The wars that followed upon the French Revolution and the ascendancy of Napoleon inflicted immense damage on the Church throughout Europe. Father Concanen lived through the tragic pontificate of Pope Clement XIV during which various religious orders, including the Jesuits, were suppressed for political reasons and the even more tragic pontificates of Pope Pius VI and Pope Pius VII, both of whom were imprisoned in Paris by Napoleon to the horror of Catholics across the world. He watched England oppress Ireland and the Church in Ireland.

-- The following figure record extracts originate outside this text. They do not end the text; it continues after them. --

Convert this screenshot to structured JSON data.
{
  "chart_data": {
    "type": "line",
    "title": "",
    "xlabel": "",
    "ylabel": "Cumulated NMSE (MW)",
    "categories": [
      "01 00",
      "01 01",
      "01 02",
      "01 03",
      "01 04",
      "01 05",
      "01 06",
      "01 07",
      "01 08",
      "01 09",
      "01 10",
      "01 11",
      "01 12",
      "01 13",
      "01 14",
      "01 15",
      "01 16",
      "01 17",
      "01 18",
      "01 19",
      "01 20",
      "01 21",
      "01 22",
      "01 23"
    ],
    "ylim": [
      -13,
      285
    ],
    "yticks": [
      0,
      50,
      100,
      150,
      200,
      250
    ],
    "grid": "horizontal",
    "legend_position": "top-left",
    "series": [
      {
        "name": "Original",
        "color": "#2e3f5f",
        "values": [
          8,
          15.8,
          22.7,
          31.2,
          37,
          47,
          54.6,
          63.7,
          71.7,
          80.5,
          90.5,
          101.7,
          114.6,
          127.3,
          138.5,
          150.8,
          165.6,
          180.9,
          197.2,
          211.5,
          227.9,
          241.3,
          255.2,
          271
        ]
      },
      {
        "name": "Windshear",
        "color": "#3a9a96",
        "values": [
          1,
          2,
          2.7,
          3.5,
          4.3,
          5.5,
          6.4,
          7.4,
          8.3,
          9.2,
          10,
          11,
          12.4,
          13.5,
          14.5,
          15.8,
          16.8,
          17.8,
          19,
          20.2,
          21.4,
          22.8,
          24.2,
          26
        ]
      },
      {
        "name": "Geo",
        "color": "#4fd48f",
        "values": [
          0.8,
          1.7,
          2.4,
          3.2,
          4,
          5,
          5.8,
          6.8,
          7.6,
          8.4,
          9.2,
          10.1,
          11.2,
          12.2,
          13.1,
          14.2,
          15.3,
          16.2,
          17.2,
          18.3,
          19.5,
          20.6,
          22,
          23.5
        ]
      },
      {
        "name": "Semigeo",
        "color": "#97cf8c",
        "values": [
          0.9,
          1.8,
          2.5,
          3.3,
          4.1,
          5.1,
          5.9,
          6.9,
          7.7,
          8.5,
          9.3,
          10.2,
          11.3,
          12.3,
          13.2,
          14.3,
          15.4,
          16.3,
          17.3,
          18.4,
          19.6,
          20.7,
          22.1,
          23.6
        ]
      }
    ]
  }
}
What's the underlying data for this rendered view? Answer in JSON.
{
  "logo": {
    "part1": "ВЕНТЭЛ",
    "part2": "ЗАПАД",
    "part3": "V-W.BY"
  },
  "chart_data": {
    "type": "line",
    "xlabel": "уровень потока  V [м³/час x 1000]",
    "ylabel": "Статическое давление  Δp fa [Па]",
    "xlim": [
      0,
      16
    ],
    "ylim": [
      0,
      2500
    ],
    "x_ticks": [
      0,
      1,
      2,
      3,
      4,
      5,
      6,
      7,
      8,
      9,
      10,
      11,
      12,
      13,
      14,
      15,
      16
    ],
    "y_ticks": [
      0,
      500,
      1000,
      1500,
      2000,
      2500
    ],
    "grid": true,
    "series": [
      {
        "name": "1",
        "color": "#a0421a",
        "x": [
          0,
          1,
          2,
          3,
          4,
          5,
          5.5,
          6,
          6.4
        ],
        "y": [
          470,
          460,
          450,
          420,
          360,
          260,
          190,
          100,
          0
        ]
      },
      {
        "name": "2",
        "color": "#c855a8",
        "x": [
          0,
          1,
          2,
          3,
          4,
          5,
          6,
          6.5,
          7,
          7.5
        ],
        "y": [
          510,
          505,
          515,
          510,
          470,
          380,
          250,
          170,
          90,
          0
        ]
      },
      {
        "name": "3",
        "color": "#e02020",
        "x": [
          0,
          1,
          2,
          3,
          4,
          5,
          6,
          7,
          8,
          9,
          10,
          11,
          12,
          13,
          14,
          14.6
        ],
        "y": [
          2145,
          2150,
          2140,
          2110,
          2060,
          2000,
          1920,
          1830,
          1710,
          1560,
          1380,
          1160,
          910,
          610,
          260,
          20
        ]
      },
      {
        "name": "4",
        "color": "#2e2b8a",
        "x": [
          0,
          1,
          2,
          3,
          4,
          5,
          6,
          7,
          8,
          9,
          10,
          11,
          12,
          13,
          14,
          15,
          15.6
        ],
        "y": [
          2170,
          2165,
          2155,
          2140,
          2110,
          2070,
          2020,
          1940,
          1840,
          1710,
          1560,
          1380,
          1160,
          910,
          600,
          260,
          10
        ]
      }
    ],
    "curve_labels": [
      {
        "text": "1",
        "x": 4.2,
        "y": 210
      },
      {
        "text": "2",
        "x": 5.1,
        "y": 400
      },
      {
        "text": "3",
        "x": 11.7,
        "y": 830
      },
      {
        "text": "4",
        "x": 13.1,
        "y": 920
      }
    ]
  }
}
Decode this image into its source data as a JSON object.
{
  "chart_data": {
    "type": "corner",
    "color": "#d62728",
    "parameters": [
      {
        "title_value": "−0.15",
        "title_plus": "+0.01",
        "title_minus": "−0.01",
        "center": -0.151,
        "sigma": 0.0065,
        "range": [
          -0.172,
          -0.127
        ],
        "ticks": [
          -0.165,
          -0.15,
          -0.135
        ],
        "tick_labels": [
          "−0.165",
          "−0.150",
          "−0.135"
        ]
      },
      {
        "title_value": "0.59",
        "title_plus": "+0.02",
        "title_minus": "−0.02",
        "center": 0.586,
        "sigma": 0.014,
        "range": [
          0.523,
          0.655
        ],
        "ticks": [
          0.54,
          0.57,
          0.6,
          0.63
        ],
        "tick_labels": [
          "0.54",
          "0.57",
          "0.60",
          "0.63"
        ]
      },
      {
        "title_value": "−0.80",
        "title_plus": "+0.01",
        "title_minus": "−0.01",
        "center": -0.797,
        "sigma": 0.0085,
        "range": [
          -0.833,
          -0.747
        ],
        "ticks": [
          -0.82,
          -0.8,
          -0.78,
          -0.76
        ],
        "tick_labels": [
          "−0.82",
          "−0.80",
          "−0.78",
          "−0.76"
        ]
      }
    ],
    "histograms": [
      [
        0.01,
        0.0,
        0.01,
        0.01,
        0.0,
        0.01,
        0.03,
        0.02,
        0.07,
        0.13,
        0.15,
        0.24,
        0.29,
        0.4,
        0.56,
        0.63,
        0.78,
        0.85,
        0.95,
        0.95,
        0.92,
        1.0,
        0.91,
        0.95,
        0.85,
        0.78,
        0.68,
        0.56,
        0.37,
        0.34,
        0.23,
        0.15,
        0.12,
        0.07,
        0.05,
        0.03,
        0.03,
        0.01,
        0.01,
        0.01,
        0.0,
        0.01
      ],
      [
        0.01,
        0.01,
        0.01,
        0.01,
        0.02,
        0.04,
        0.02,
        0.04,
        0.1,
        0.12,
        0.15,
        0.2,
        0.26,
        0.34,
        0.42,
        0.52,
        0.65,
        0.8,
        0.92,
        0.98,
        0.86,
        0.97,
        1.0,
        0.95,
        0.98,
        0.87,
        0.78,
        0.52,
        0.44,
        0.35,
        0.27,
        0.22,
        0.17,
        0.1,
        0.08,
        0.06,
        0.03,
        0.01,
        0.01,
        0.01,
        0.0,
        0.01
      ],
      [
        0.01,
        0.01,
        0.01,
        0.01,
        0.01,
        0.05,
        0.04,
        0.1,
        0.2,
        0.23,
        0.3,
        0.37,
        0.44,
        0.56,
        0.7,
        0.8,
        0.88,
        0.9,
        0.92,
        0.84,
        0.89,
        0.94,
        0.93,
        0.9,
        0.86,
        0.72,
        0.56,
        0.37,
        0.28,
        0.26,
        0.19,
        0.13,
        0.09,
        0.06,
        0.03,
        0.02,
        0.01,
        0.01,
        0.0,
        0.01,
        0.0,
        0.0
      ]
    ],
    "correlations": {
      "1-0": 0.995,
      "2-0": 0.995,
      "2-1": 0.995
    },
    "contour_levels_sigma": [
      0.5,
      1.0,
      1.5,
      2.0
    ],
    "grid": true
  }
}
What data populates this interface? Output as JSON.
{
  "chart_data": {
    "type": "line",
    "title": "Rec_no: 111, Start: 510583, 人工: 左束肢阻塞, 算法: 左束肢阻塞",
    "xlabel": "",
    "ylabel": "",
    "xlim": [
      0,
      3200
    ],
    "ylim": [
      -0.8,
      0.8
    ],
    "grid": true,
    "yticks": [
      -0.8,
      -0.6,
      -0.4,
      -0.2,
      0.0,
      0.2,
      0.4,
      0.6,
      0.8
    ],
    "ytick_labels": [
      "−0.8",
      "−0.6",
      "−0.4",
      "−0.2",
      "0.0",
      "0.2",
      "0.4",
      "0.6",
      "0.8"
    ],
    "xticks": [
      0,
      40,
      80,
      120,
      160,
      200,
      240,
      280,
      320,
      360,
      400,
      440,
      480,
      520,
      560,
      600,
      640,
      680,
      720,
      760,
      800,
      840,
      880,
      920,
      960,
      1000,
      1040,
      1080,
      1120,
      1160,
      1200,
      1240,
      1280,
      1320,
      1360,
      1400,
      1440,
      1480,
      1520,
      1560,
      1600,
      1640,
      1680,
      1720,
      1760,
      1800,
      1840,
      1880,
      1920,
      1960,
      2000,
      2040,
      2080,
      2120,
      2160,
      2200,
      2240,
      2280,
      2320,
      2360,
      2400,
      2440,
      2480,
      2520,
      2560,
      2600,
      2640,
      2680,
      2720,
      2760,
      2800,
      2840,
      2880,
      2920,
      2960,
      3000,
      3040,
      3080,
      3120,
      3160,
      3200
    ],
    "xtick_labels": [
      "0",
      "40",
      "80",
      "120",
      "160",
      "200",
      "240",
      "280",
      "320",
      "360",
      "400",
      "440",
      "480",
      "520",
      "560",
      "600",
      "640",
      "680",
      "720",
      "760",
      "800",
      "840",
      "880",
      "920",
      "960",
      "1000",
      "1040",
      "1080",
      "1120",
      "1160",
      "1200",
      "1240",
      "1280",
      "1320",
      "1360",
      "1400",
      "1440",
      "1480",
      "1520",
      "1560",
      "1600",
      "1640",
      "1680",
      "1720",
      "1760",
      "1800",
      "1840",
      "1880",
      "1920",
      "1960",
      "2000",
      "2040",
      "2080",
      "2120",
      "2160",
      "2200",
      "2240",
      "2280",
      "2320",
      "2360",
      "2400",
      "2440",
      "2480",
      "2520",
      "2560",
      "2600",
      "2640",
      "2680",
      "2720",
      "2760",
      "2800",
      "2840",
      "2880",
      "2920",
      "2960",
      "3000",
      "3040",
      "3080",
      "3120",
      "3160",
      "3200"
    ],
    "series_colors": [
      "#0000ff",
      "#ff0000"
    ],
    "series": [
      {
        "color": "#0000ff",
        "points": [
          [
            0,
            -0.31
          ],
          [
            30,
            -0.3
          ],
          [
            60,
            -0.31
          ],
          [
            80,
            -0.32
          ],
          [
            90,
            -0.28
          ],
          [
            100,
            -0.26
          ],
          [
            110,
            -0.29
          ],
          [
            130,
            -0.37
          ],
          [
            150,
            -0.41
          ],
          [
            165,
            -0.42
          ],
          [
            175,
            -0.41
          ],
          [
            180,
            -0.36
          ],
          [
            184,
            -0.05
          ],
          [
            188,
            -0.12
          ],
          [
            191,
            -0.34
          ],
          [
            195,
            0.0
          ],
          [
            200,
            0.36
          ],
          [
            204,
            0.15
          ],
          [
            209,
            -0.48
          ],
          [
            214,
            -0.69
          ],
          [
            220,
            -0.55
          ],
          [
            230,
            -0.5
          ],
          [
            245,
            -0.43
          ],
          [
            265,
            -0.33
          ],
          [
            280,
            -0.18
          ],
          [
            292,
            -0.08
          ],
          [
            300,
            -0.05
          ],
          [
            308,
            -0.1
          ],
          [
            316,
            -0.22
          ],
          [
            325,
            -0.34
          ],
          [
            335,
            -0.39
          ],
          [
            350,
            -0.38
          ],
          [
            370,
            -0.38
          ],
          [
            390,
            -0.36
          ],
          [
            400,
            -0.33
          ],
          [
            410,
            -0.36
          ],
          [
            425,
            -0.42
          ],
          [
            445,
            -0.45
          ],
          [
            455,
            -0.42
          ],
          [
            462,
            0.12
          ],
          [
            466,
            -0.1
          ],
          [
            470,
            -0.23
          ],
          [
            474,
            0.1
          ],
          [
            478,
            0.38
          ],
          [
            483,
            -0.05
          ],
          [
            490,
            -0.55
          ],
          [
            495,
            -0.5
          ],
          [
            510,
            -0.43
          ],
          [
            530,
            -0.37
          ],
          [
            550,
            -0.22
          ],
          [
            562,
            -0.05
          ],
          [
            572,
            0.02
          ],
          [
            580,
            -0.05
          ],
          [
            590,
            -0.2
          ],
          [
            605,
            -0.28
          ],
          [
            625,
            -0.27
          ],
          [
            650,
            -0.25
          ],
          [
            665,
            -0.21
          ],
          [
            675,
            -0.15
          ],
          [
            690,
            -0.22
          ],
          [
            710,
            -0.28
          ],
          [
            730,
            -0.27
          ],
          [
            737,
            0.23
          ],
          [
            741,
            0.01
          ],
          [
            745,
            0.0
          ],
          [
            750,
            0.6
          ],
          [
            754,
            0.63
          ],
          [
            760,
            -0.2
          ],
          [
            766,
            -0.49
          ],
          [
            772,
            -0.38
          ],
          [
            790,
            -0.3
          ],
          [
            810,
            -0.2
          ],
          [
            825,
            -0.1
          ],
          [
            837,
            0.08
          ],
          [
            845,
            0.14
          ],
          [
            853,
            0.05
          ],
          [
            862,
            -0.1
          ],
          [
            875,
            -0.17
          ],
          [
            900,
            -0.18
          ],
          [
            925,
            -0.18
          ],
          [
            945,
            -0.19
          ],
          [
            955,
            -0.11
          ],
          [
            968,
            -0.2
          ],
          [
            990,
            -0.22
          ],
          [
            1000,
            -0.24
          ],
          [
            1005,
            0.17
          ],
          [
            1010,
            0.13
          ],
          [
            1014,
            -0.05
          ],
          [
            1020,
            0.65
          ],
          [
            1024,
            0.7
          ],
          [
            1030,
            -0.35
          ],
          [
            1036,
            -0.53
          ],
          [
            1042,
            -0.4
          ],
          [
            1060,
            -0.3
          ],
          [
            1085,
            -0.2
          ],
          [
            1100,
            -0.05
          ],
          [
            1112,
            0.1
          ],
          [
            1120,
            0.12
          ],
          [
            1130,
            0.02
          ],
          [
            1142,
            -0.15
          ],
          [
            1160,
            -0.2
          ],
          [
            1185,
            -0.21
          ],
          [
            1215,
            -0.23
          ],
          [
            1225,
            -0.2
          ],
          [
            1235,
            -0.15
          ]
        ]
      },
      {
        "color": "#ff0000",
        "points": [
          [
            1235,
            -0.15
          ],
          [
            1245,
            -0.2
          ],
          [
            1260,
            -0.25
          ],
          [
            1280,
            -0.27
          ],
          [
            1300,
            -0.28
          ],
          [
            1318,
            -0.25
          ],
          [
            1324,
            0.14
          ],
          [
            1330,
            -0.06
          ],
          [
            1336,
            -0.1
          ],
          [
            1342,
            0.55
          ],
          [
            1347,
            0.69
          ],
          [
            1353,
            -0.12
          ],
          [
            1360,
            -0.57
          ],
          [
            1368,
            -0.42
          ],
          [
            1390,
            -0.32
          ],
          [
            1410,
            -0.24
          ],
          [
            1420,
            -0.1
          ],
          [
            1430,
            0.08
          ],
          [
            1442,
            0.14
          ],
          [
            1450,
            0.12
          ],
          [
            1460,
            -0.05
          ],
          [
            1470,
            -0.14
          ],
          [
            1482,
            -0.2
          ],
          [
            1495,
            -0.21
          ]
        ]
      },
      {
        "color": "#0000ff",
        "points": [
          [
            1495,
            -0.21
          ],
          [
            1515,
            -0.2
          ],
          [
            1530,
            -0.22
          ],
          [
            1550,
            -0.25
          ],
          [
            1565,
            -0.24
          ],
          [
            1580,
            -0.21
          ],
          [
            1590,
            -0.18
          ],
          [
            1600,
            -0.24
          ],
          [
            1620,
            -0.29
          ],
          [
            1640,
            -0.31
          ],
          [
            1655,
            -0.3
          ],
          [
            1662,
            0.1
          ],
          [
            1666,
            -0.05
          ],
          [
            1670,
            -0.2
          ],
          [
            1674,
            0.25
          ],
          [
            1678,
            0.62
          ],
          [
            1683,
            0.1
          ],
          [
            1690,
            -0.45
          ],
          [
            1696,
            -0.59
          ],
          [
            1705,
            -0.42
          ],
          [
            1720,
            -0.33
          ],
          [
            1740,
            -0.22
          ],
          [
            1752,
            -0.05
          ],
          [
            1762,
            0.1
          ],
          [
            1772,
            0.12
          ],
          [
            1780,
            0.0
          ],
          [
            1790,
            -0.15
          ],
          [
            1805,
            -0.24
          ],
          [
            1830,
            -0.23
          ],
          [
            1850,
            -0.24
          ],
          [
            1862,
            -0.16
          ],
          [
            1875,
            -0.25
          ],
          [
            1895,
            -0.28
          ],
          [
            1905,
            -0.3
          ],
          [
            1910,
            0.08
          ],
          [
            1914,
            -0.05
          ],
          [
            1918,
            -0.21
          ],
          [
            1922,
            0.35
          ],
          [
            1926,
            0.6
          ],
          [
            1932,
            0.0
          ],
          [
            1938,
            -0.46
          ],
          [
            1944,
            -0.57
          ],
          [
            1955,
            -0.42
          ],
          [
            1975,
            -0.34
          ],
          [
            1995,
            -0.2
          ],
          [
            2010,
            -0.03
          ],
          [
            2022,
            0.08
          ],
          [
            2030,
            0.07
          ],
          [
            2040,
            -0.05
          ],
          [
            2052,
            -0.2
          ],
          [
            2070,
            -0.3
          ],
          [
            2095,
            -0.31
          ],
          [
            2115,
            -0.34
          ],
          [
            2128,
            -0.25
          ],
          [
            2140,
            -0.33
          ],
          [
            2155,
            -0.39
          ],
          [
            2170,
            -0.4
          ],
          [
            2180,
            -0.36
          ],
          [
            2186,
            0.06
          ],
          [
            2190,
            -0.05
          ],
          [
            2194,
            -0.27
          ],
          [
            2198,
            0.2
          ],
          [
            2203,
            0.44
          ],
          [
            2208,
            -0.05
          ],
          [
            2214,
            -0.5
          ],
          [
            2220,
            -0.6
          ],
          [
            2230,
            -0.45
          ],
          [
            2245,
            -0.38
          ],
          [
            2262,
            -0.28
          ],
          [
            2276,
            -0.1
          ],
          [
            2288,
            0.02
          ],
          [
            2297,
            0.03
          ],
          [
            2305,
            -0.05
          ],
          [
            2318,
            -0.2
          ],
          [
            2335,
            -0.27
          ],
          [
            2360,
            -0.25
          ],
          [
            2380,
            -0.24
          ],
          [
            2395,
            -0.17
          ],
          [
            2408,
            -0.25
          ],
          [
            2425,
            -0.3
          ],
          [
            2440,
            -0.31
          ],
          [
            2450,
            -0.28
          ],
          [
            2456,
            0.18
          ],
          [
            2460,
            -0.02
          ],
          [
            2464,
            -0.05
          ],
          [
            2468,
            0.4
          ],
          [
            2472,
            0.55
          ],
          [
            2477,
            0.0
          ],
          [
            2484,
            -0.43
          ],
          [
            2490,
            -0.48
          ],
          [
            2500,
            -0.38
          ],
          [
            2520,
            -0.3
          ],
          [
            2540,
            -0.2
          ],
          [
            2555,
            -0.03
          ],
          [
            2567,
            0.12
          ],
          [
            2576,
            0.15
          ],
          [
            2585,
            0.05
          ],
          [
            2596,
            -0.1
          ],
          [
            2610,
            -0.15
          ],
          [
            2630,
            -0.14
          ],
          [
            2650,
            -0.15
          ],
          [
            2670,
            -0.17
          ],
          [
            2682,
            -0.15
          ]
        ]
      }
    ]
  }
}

And to cap the climax, he spent the last two years of his life, from 1808 to 1810, trying to gain passage to New York in the face of embargoes by both the English and the French which made travel to the United States virtually impossible.
On June 19, 1810, Bishop Concanen, who had been consecrated in Rome in April of 1808, died in Naples after having been prevented by French naval officers from boarding a ship destined for New York. He was buried the next day in a Neapolitan church dedicated to St. Joseph where few, if any, even knew who he was.
For more information see the article by the historian of the Province of St. Joseph, V. F. O’Daniel, O.P., “The Right Rev. Richard Luke Concanen, O. P., the First Bishop of New York (1747-1810),” The Catholic Historical Review, Vol. 1, No. 4 (Jan., 1916), pp. 400-421.